The April 2017 edition of the Research for Institutional Money Management supplement to P&I looks at several topics in the field of smart beta. Here, we focus on articles that present the results of our research on smart beta replication costs, introduce a new approach that aims to maximize exposure to the long-term rewarded equity factors in a "top-down" framework in a robust and well-diversified manner, and assess the merits of the "top-down" and "bottom-up" approaches to multi-factor portfolio construction.
The April 2017 edition of the Research for Institutional Money Management supplement to P&I looks at several topics in the field of smart beta.
An article presenting the results of our research on smart beta replication costs provides an explicit estimate of costs applied to a range of strategies and shows the impact of using different implementation rules or stock universes. Our replication cost analysis is straightforward and can be easily applied to other strategies. This research was produced as part of the Amundi ETF, Indexing & Smart Beta "ETF and Passive Investment Strategies" research chair at EDHEC-Risk Institute.
A further article introduces a new approach with the objective of maximizing exposure to the long-term rewarded equity factors in a "top-down" framework, in a robust and well-diversified manner. Scientific Beta's Multi-Beta Diversified Max Factor Exposure index dynamically allocates across single-factor indexes in order to retain diversification benefits and obtain maximum exposure while maintaining balance across factors and reasonable diversification levels.

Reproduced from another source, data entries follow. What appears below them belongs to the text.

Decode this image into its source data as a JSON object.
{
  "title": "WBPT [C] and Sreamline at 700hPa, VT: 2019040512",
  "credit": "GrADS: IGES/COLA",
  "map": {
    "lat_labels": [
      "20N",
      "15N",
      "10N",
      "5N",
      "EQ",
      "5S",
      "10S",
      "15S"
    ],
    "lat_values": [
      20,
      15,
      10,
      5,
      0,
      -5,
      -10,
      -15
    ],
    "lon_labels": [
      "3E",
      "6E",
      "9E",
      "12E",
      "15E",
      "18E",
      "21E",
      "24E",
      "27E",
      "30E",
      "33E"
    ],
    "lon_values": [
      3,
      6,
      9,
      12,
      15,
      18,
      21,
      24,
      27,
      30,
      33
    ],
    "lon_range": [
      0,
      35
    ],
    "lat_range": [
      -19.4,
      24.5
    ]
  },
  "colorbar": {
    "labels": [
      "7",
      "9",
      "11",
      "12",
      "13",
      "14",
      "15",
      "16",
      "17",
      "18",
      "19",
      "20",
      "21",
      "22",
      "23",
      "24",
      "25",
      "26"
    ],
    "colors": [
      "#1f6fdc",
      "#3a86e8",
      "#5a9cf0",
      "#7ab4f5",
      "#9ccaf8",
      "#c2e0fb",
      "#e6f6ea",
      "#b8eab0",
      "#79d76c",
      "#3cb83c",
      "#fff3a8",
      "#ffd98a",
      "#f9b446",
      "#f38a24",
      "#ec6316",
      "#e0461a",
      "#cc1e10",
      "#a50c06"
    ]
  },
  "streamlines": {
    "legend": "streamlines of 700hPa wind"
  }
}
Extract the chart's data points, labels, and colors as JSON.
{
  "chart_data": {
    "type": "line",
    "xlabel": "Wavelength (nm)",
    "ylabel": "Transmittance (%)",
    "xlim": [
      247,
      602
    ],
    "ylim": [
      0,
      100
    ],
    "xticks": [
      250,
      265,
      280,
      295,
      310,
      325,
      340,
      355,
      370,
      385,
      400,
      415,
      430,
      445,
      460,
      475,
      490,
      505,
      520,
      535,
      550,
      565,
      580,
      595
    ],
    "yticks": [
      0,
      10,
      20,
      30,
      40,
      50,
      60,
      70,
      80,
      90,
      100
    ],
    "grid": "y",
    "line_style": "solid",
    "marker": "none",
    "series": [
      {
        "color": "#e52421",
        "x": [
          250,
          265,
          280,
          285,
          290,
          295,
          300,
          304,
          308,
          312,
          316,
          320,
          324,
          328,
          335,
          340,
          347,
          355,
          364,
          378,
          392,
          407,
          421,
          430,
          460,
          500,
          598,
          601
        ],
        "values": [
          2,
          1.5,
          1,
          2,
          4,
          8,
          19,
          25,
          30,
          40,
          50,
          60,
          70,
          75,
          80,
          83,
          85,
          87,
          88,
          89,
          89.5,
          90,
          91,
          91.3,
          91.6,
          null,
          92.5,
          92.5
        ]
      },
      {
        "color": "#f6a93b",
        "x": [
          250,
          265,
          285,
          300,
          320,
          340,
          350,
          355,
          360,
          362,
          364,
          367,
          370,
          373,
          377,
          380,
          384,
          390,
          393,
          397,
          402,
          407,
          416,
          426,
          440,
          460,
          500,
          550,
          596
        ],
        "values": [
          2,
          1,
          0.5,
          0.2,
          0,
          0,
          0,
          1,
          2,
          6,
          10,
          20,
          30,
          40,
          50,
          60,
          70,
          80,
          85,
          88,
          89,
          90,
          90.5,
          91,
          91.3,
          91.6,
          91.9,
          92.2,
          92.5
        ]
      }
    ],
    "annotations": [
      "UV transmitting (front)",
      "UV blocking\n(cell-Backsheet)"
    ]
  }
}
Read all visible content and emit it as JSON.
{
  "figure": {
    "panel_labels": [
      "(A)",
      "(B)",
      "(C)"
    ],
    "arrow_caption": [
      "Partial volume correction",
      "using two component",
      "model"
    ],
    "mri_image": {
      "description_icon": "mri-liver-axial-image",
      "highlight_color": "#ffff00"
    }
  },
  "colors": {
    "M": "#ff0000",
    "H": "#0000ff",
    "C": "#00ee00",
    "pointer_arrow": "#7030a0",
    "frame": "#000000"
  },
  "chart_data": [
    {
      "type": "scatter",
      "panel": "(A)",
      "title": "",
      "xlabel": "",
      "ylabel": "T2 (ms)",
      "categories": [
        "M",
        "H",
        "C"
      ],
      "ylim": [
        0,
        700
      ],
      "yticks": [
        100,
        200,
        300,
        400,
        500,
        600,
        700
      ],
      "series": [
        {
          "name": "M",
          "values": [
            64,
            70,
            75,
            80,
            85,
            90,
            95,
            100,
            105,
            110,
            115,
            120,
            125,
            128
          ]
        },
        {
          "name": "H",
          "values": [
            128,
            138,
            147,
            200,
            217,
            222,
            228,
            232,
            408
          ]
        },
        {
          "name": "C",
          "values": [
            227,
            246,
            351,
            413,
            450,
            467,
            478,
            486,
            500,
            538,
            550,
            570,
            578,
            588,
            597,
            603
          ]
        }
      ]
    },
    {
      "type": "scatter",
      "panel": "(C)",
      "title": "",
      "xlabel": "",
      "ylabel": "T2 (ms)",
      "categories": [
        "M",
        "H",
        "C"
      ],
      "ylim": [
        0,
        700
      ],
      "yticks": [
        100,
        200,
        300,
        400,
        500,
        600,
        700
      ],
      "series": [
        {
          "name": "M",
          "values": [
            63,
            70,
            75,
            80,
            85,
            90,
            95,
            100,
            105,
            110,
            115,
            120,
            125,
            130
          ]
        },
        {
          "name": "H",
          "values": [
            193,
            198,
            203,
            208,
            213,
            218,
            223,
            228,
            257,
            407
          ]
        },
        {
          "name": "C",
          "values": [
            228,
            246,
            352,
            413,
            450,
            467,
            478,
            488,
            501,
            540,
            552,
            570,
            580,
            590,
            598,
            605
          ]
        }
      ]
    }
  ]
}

We also examine the respective merits of the "top-down" and "bottom-up" approaches to multi-factor portfolio construction. "Top-down" approaches assemble multi-factor portfolios by combining distinct sleeves for each factor, while the "bottom-up" methods build multi-factor portfolios in a single pass by choosing and/or weighting securities by a composite measure of multi-factor exposures. We find that focusing solely on increasing factor intensity leads to inefficiency in capturing factor premia, as exposure to unrewarded risks more than offsets the benefits of increased factor scores.